William Null, the attorney for the applicant, said the project also preserves nearly 17 acres of the site as open space, and his client will receive credit for specimen trees preserved under the village’s code.

“We need to balance all these issues while understanding we’re trying to minimize the extent to which trees are removed for a solar field,” Null said. “Shade is not something that works. Obviously, it involves significantly less tree removal than would a residential development on this site, but we’re dealing with what the impacts are for this particular project as well as understanding the context of the importance of a solar field for community solar being considered in the region and what the impacts are.”

Most Planning Board members who spoke said they were encouraged by the revisions to the plan that seeks to limit impacts. However, board member Michael McGuirk was concerned that the tree mitigation plan was not compliant with the village’s regulations.

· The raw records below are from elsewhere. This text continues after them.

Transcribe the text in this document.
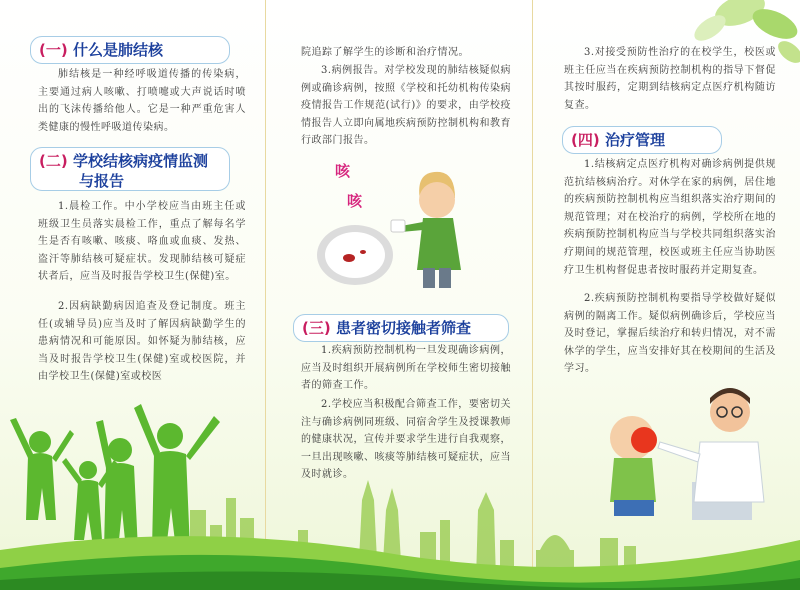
(一) 什么是肺结核

肺结核是一种经呼吸道传播的传染病，主要通过病人咳嗽、打喷嚏或大声说话时喷出的飞沫传播给他人。它是一种严重危害人类健康的慢性呼吸道传染病。

(二) 学校结核病疫情监测
与报告

1.晨检工作。中小学校应当由班主任或班级卫生员落实晨检工作，重点了解每名学生是否有咳嗽、咳痰、咯血或血痰、发热、盗汗等肺结核可疑症状。发现肺结核可疑症状者后，应当及时报告学校卫生(保健)室。

2.因病缺勤病因追查及登记制度。班主任(或辅导员)应当及时了解因病缺勤学生的患病情况和可能原因。如怀疑为肺结核，应当及时报告学校卫生(保健)室或校医院，并由学校卫生(保健)室或校医

院追踪了解学生的诊断和治疗情况。

3.病例报告。对学校发现的肺结核疑似病例或确诊病例，按照《学校和托幼机构传染病疫情报告工作规范(试行)》的要求，由学校疫情报告人立即向属地疾病预防控制机构和教育行政部门报告。

咳
咳
(三) 患者密切接触者筛查

1.疾病预防控制机构一旦发现确诊病例，应当及时组织开展病例所在学校师生密切接触者的筛查工作。

2.学校应当积极配合筛查工作，要密切关注与确诊病例同班级、同宿舍学生及授课教师的健康状况，宣传并要求学生进行自我观察，一旦出现咳嗽、咳痰等肺结核可疑症状，应当及时就诊。

3.对接受预防性治疗的在校学生，校医或班主任应当在疾病预防控制机构的指导下督促其按时服药，定期到结核病定点医疗机构随访复查。

(四) 治疗管理

1.结核病定点医疗机构对确诊病例提供规范抗结核病治疗。对休学在家的病例，居住地的疾病预防控制机构应当组织落实治疗期间的规范管理；对在校治疗的病例，学校所在地的疾病预防控制机构应当与学校共同组织落实治疗期间的规范管理，校医或班主任应当协助医疗卫生机构督促患者按时服药并定期复查。

2.疾病预防控制机构要指导学校做好疑似病例的隔离工作。疑似病例确诊后，学校应当及时登记，掌握后续治疗和转归情况，对不需休学的学生，应当安排好其在校期间的生活及学习。
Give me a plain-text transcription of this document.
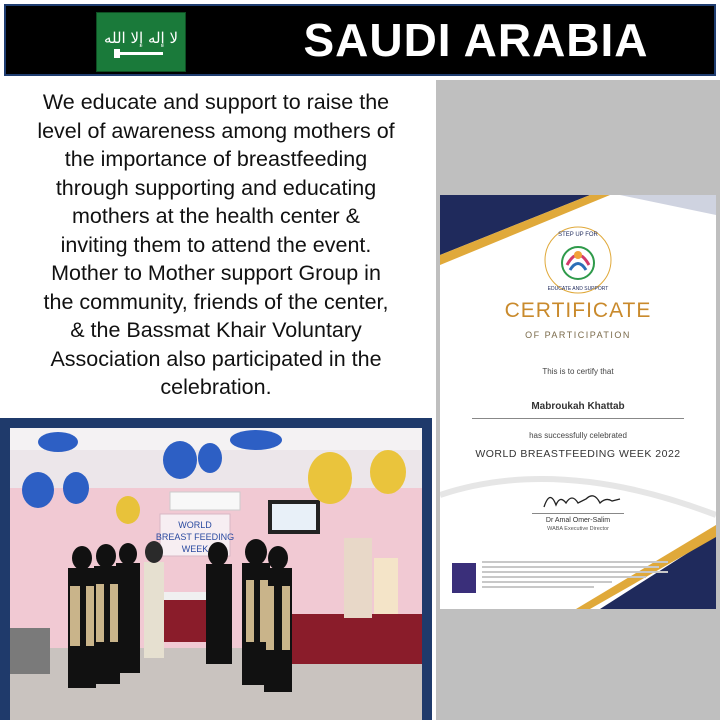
لا إله إلا الله	SAUDI ARABIA
We educate and support to raise the
level of awareness among mothers of
the importance of breastfeeding
through supporting and educating
mothers at the health center &
inviting them to attend the event.
Mother to Mother support Group in
the community, friends of the center,
& the Bassmat Khair Voluntary
Association also participated in the
celebration.
STEP UP FOR
EDUCATE AND SUPPORT
CERTIFICATE
OF PARTICIPATION
This is to certify that
Mabroukah Khattab
has successfully celebrated
WORLD BREASTFEEDING WEEK 2022
Dr Amal Omer-Salim
WABA Executive Director
WORLD
BREAST FEEDING
WEEK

While that doesn’t necessarily stop the project for him, McGuirk said the village needs to decide how the mitigation is achieved, and if the applicant pays a fee, where else in the village would hundreds of trees be planted.

“I think everybody on the board and everybody on the applicant’s team has to know that trying to install a Tier 3 solar facility in the middle of a forest was going to be a much heavier lift than putting it on a couple of acres of a parking lot,” McGuirk said.

Board Chairman Michael Bonforte reminded the public and fellow board members that a solar farm on at least 25 acres in the Conservation District is a permitted use.

“This development is still going to take down trees, okay, and if they replace them somewhere else or contribute to a fund, it’s a separate issue,” he said.

Complicating the issue is the status of the stalled Homeland Towers cell tower project for a different portion of the same parcel. Last February, Homeland Towers began searching for an alternative site to address the coverage gap along the Route 172 corridor. However, they have not kept up to date with their escrow fund and the board has refused to entertain the application under those circumstances.

If the cell tower application were to move forward, it could impact the board’s decision on whether to make a positive or negative declaration under SEQRA.